Damon & Naomi describe “Sailing By” as their tribute to the Shipping Forecast, a nightly BBC Radio program that provides useful information on weather conditions for anyone navigating a boat near the British Isles.
While they live in Massachusetts, they found the Shipping Forecast oddly soothing during last year’s lockdown period, tuning in nearly every night from across the Atlantic. “It comes on just as we’re usually cooking dinner, which is how we stumbled on it,” Krukowski writes in a statement. “And then this marker became important to us, even though (or because?) it’s a report about conditions for places we couldn’t possibly visit.”
They turn the idea of the Shipping Forecast into a typically lovely song, with Krukowski singing softly over Yang’s backing vocals and Kurihara’s liquid guitar lines: “From Viking to Tiree/At 0:00 GMT/All is calm as could be/For you and me…”
Damon & Naomi aren’t the first musicians to find inspiration in the Shipping Forecast’s litany of coastal U.K. place names.
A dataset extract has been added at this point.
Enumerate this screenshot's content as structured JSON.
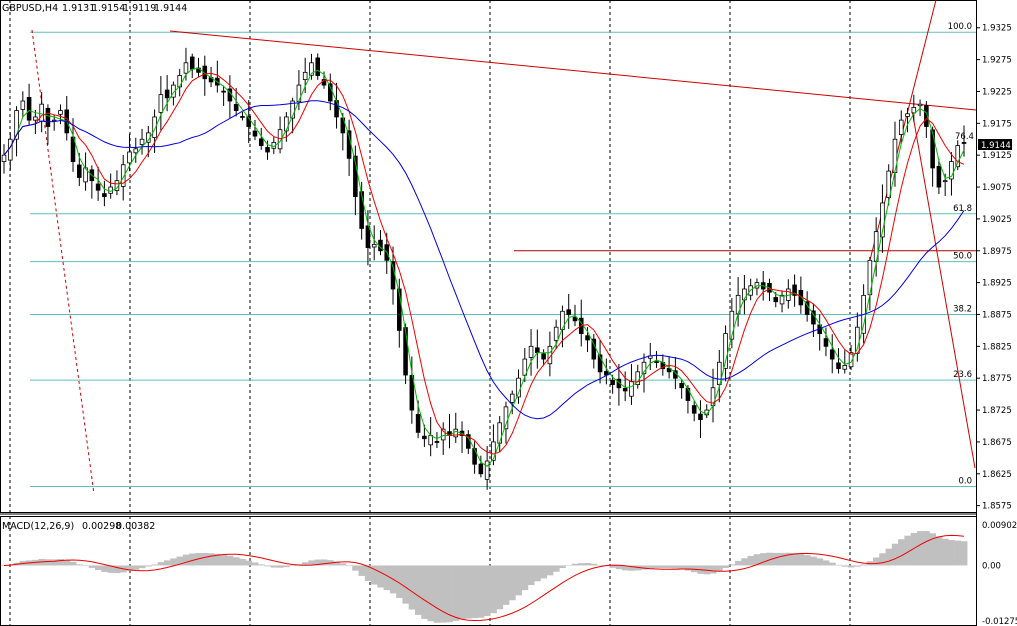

Blur famously referenced a few of its highlights on “This Is a Low,” the gently sighing ballad that closes their classic 1994 album Parklife; six years and a couple of British pop epochs later, on Kid A, Radiohead slipped a snippet into “In Limbo.” Neither of those songs had the feeling of utter peace and contentment found in Damon & Naomi’s contribution to the canon, though.
Leave it to their pal Jarvis Cocker to explain the appeal of the Shipping Forecast: “For insomniacs, it’s a mantra that (hopefully) helps them finally drift off to sleep,” Cocker writes in a statement of his own to accompany “Sailing By.” “Is it the mention of obscure places around the British coastline with names like ‘German Bight’ and ‘South Utsire’ that does the trick? Or is it the sheer feeling of relief you get knowing that you’re safely tucked up in bed whilst others are battling it out upon stormy seas? Whatever the reason, it usually works.”